Dynamics Parameter Calibration for Performance Enhancement of Heavy-Duty Servo Press

The accuracy of dynamics parameters in the transmission system is essential for high-performance motion trajectory planning and stable operation of heavy-duty servo presses. To mitigate the performance degradation and potential overload risks caused by deviations between theoretical and actual parameters, this paper proposes a dynamics model accuracy enhancement method that integrates multi-objective global sensitivity analysis and ant colony optimization-based calibration. First, a nonlinear dynamics model of the eight-bar mechanism was constructed based on Lagrange’s equations, which systematically incorporates generalized external force models consistent with actual production, including gravity, friction, balance force, and stamping process load. Subsequently, six key sensitive parameters were identified from 28 system parameters using Sobol global sensitivity analysis, with response functions defined for torque prediction accuracy, transient overload risk, thermal load, and work done.
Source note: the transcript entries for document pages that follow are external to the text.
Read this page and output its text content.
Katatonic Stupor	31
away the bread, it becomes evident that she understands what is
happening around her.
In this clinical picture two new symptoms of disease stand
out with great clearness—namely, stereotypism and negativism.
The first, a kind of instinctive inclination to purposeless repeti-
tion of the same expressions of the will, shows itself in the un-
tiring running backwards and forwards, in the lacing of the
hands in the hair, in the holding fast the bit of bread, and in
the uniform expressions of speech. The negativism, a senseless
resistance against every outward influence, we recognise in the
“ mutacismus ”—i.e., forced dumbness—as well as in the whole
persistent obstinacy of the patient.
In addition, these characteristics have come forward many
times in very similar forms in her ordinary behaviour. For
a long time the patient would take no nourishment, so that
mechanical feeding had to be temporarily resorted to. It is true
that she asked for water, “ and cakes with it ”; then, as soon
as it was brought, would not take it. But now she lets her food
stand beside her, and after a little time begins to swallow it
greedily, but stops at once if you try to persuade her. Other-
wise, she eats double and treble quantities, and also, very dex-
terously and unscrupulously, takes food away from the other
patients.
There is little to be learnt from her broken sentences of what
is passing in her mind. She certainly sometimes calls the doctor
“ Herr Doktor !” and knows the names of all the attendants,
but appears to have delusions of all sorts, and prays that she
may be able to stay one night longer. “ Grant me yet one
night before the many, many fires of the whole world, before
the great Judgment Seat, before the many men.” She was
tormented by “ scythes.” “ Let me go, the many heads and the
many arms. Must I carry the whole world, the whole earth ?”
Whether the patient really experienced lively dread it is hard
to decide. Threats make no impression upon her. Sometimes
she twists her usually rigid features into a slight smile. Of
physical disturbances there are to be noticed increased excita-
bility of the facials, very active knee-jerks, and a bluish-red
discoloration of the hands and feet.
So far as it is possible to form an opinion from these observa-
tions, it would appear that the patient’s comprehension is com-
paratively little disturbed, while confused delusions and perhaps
Based on the sensitivity results, a parameter calibration model was formulated to minimize torque prediction error and transient overload risk, and solved by the ant colony algorithm. Experimental validation showed that, after calibration, the root mean square error between predicted and measured torque decreased significantly from 1366.9 N·m to 277.7 N·m (a reduction of 79.7%), the peak error dropped by 72.7%, and the servo motor’s effective torque prediction error was reduced from 7.6% to 1.4%. In an automotive door panel stamping application on a 25,000 kN heavy-duty servo press, the production rate increased from 11.4 to 11.6 strokes per minute, demonstrating enhanced performance without operational safety. This study provides a theoretical foundation and an effective engineering solution for high-precision modeling and performance optimization of heavy-duty servo presses.